Chocolate is especially toxic for animals, and it can be fatal if the animal is not properly treated after consumption. This is primarily due to a caffeine-like chemical called methylxanthine, which cannot be fully metabolized by animals.
“Pets, like kids, love to get into forbidden goodies,” says animal behaviourist Diana Guerrero. “Unfortunately, raiding pets getting into the chocolate supply can face needless suffering – or death.”
Chocolate may cause damage to the liver, though this is difficult to spot. Therefore, it is essential that we familiarize ourselves with the visible symptoms associated with chocolate ingestion in animals, in case any treats are accidentally left within their reach. Symptoms include the following:
- Hyperactivity (more than is typical for the animal)
- Abnormal heartbeat
Toxic Plants and Other Items Which Should Also Be Avoided
Several plants and flowers are toxic to animals as well. Although these plants may be appealing, it is best to avoid them altogether so that there is no risk of injury or death.

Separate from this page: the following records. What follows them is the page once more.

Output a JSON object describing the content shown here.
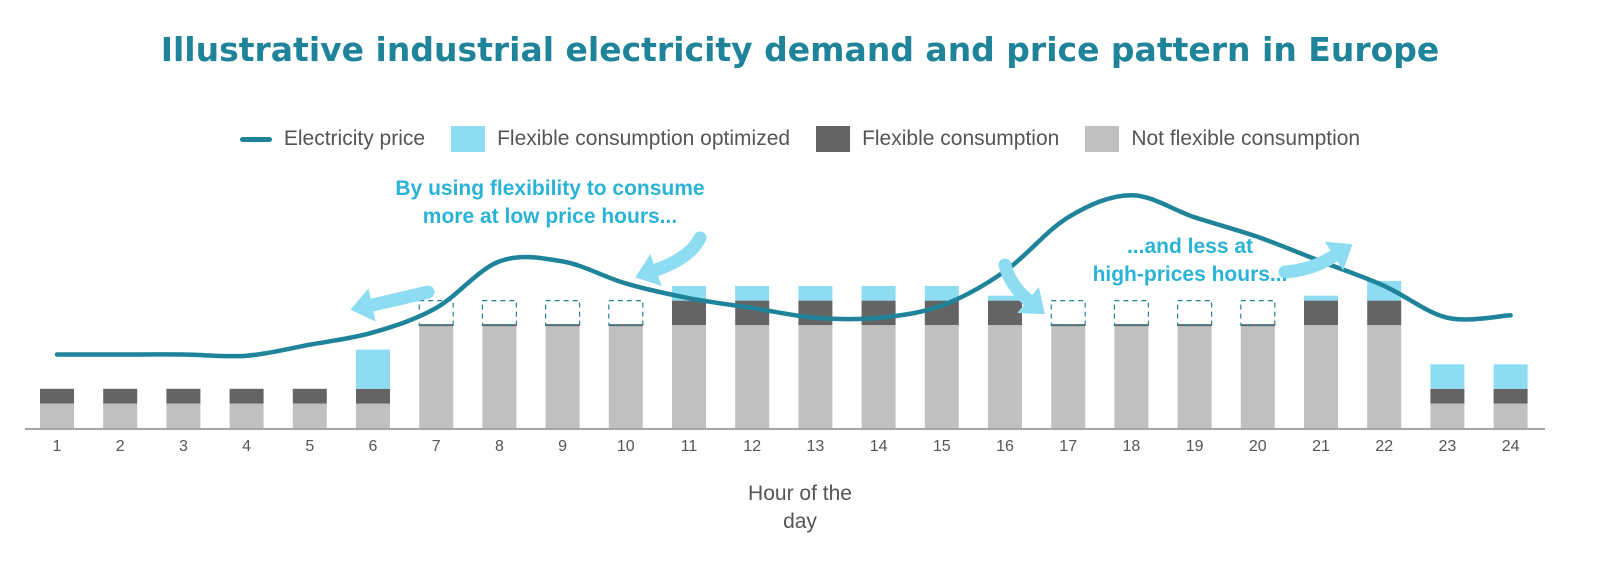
{
  "title": "Illustrative industrial electricity demand and price pattern in Europe",
  "legend": [
    {
      "label": "Electricity price",
      "color": "#1f8499",
      "kind": "line"
    },
    {
      "label": "Flexible consumption optimized",
      "color": "#8ddcf2",
      "kind": "box"
    },
    {
      "label": "Flexible consumption",
      "color": "#646464",
      "kind": "box"
    },
    {
      "label": "Not flexible consumption",
      "color": "#c0c0c0",
      "kind": "box"
    }
  ],
  "annotations": {
    "low": [
      "By using flexibility to consume",
      "more at low price hours..."
    ],
    "high": [
      "...and less at",
      "high-prices hours..."
    ]
  },
  "chart_data": {
    "type": "bar",
    "xlabel_lines": [
      "Hour of the",
      "day"
    ],
    "categories": [
      "1",
      "2",
      "3",
      "4",
      "5",
      "6",
      "7",
      "8",
      "9",
      "10",
      "11",
      "12",
      "13",
      "14",
      "15",
      "16",
      "17",
      "18",
      "19",
      "20",
      "21",
      "22",
      "23",
      "24"
    ],
    "ylim": [
      0,
      10
    ],
    "series": [
      {
        "name": "Not flexible consumption",
        "values": [
          1,
          1,
          1,
          1,
          1,
          1,
          4.2,
          4.2,
          4.2,
          4.2,
          4.2,
          4.2,
          4.2,
          4.2,
          4.2,
          4.2,
          4.2,
          4.2,
          4.2,
          4.2,
          4.2,
          4.2,
          1,
          1
        ]
      },
      {
        "name": "Flexible consumption",
        "values": [
          0.6,
          0.6,
          0.6,
          0.6,
          0.6,
          0.6,
          0,
          0,
          0,
          0,
          1,
          1,
          1,
          1,
          1,
          1,
          0,
          0,
          0,
          0,
          1,
          1,
          0.6,
          0.6
        ]
      },
      {
        "name": "Flexible consumption optimized",
        "values": [
          0,
          0,
          0,
          0,
          0,
          1.6,
          0,
          0,
          0,
          0,
          0.6,
          0.6,
          0.6,
          0.6,
          0.6,
          0.2,
          0,
          0,
          0,
          0,
          0.2,
          0.8,
          1,
          1
        ]
      }
    ],
    "dashed_flexible_hours": [
      7,
      8,
      9,
      10,
      17,
      18,
      19,
      20
    ],
    "price": {
      "name": "Electricity price",
      "x": [
        1,
        2,
        3,
        4,
        5,
        6,
        7,
        8,
        9,
        10,
        11,
        12,
        13,
        14,
        15,
        16,
        17,
        18,
        19,
        20,
        21,
        22,
        23,
        24
      ],
      "values": [
        3.0,
        3.0,
        3.0,
        2.95,
        3.4,
        3.9,
        4.9,
        6.8,
        6.8,
        5.9,
        5.3,
        4.9,
        4.5,
        4.5,
        5.0,
        6.4,
        8.6,
        9.5,
        8.6,
        7.8,
        6.8,
        5.8,
        4.5,
        4.6
      ]
    },
    "colors": {
      "price": "#1f8499",
      "optimized": "#8ddcf2",
      "flexible": "#646464",
      "notflexible": "#c0c0c0",
      "arrow": "#8ddcf2",
      "axis": "#888888"
    }
  }
}
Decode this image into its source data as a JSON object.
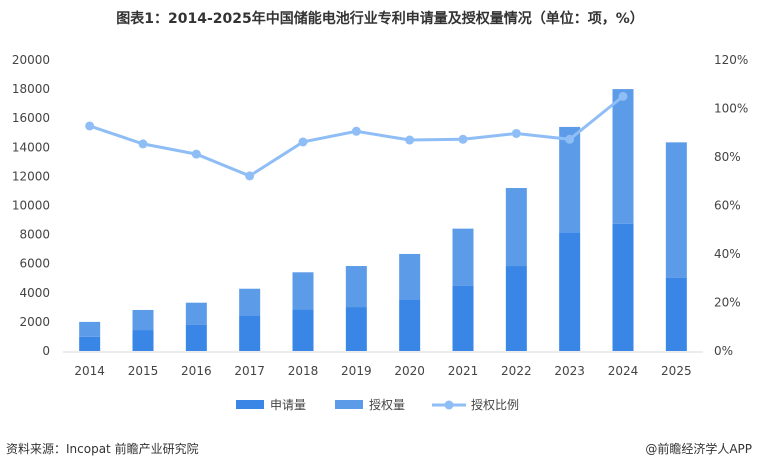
{
  "title": "图表1：2014-2025年中国储能电池行业专利申请量及授权量情况（单位：项，%）",
  "source": "资料来源：Incopat  前瞻产业研究院",
  "brand": "@前瞻经济学人APP",
  "colors": {
    "application": "#3a86e6",
    "grant": "#5b9be8",
    "ratio": "#8fbdf5"
  },
  "chart_data": {
    "type": "bar",
    "stacked": true,
    "categories": [
      "2014",
      "2015",
      "2016",
      "2017",
      "2018",
      "2019",
      "2020",
      "2021",
      "2022",
      "2023",
      "2024",
      "2025"
    ],
    "series": [
      {
        "name": "申请量",
        "values": [
          980,
          1440,
          1790,
          2450,
          2860,
          3020,
          3550,
          4470,
          5840,
          8160,
          8750,
          5020
        ]
      },
      {
        "name": "授权量",
        "values": [
          1020,
          1380,
          1530,
          1830,
          2550,
          2820,
          3120,
          3940,
          5360,
          7240,
          9250,
          9320
        ]
      },
      {
        "name": "授权比例",
        "type": "line",
        "axis": "right",
        "values": [
          92.8,
          85.4,
          81.2,
          72.2,
          86.2,
          90.6,
          87.0,
          87.3,
          89.7,
          87.3,
          105.0,
          null
        ]
      }
    ],
    "ylim": [
      0,
      20000
    ],
    "yticks": [
      "0",
      "2000",
      "4000",
      "6000",
      "8000",
      "10000",
      "12000",
      "14000",
      "16000",
      "18000",
      "20000"
    ],
    "y2lim": [
      0,
      120
    ],
    "y2ticks": [
      "0%",
      "20%",
      "40%",
      "60%",
      "80%",
      "100%",
      "120%"
    ],
    "grid": false,
    "legend": "bottom"
  }
}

Guerrero states that animals “love to explore with their mouths and make playthings out of everything, so expect the worst and keep those lovely gifts and treats out of reach.”
Easter lilies such as Tiger, Day, and Asiatic are highly toxic to cats. Ingesting even a few small leaves could cause vomiting, appetite loss, dehydration, seizures, kidney failure, and more. Check with your veterinarian for a complete list of toxic plants for your specific pet(s).
“Other hazards can include alcoholic beverages and wrapping items. Cellophane, ribbons, balloons, and other festive wrappings or decorations can be ingested and cause complications or death,” she warns. “Alcohol, often left out in glasses during celebrations, is another toxic item for pets and should not be given to any critter.”
Small toys and deflated plastic balloons are choking hazards. Unfortunately, they are often left unattended by children, which poses the risk that an animal will attempt to eat these small items. Plastic Easter grass is also dangerous, as it can become lodged in the throat or stomach, and it is impossible to pass through their digestive systems. Ingesting its could cause severe damage to the intestinal tract and require surgery.
Whatever your plans are for the upcoming holiday, be sure that every member of your family has a safe and fun Easter, including your pets. It takes a little extra work and requires you to be alert, but it is worth it to keep everyone safe and prevent a tragedy.